Limited being the key word. And it may be cloud powered like Sonys.
nope and no, it is native, or so they claimed on stage.
The limited compatibility and need to download even those games that are owned on disc suggests to us that some mix of recompilation and emulation is in use.
well according to the article, its not native
Where i see native being, you put the disc in and it works
So it seems the jaguar cores will be emulating the ppc cores!
link soon.
Not particularly impressive.
Dolphin and PCSX2 have been recompiling PowerPC and MIPS (respectively) on x86 for a long time.
The real problem is keeping everything in sync when running stuff in parallel.
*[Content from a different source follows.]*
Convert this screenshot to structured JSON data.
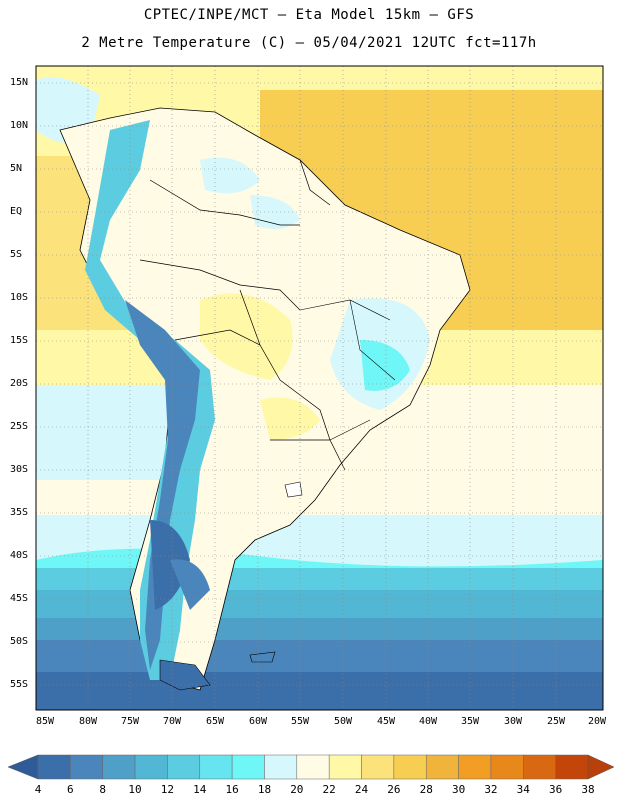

That's made much easier when the emulating architecture also behaves more or less like the emulated one (shared memory pool, eDRAM, separate CPU+GPU, no funky ASICs that games directly interface with...).
Many tasks are also abstracted away, making compatibility trivial (saves/disk management, networking, input, online services...).
If you take a look at emulator development, a big part of the challenge is figuring out what the hardware's behavior is - not a problem when you designed it.
It will be impressive if they can eventually faithfully emulate everything.
Not particularly impressive.
Dolphin and PCSX2 have been recompiling PowerPC and MIPS (respectively) on x86 for a long time.
The real problem is keeping everything in sync when running stuff in parallel. That's made much easier when the emulating architecture also behaves more or less like the emulated one (shared memory pool, eDRAM, separate CPU+GPU, no funky ASICs that games directly interface with...).
Many tasks are also abstracted away, making compatibility trivial (saves/disk management, networking, input, online services...).
If you take a look at emulator development, a big part of the challenge is figuring out what the hardware's behavior is - not a problem when you designed it.
It will be impressive if they can eventually faithfully emulate everything.
The Xbone could do Backwards compatibility today if it wanted to. No reason at all why I should have to drag out a whole extra massive console and deal with a whole other set of hookups and power supply just to play my copy of Panzer Dragoon Orta in 1080p and the like.
Cross platform compatibility isn't easy. When developers have poured their heart and soul using every dirty undocumented trick in the book to get a game to work on a console, you can bet there is going to be a lot of nasty surprises for the guys trying to get that game into a playable state on a completely different architecture.
Emulation isn't easy.
Different GPU
Not particularly impressive.
Dolphin and PCSX2 have been recompiling PowerPC and MIPS (respectively) on x86 for a long time.
Well, as I expected games that barely put the machine to work
http://www.xbox.com/en-US/xbox-one/backward-compatibility/available-games
There are giant differences between the processors in PS2, Gamecube/Wii and XBox 360. ~1.8GHz Jaguar cores can't handle PS2 and Gamecube emulation that well anyway.
yes, 1.8GHz Jaguar trying to emulate PS2 on the PC using PCSX2 is going to be a disaster, you need a lot more than that...
but obviously MS managed to make the tri core PPC 3.2GHz stuff run well on their Jaguar CPU
There are giant differences between the processors in PS2, Gamecube/Wii and XBox 360. ~1.8GHz Jaguar cores can't handle PS2 and Gamecube emulation that well anyway.
To be fair, they are probably dedicating two Jaguar cores for each PPC core- the 360 had SMT, meaning each core ran two threads. Splitting those two threads across two x86 cores would be the obvious first step.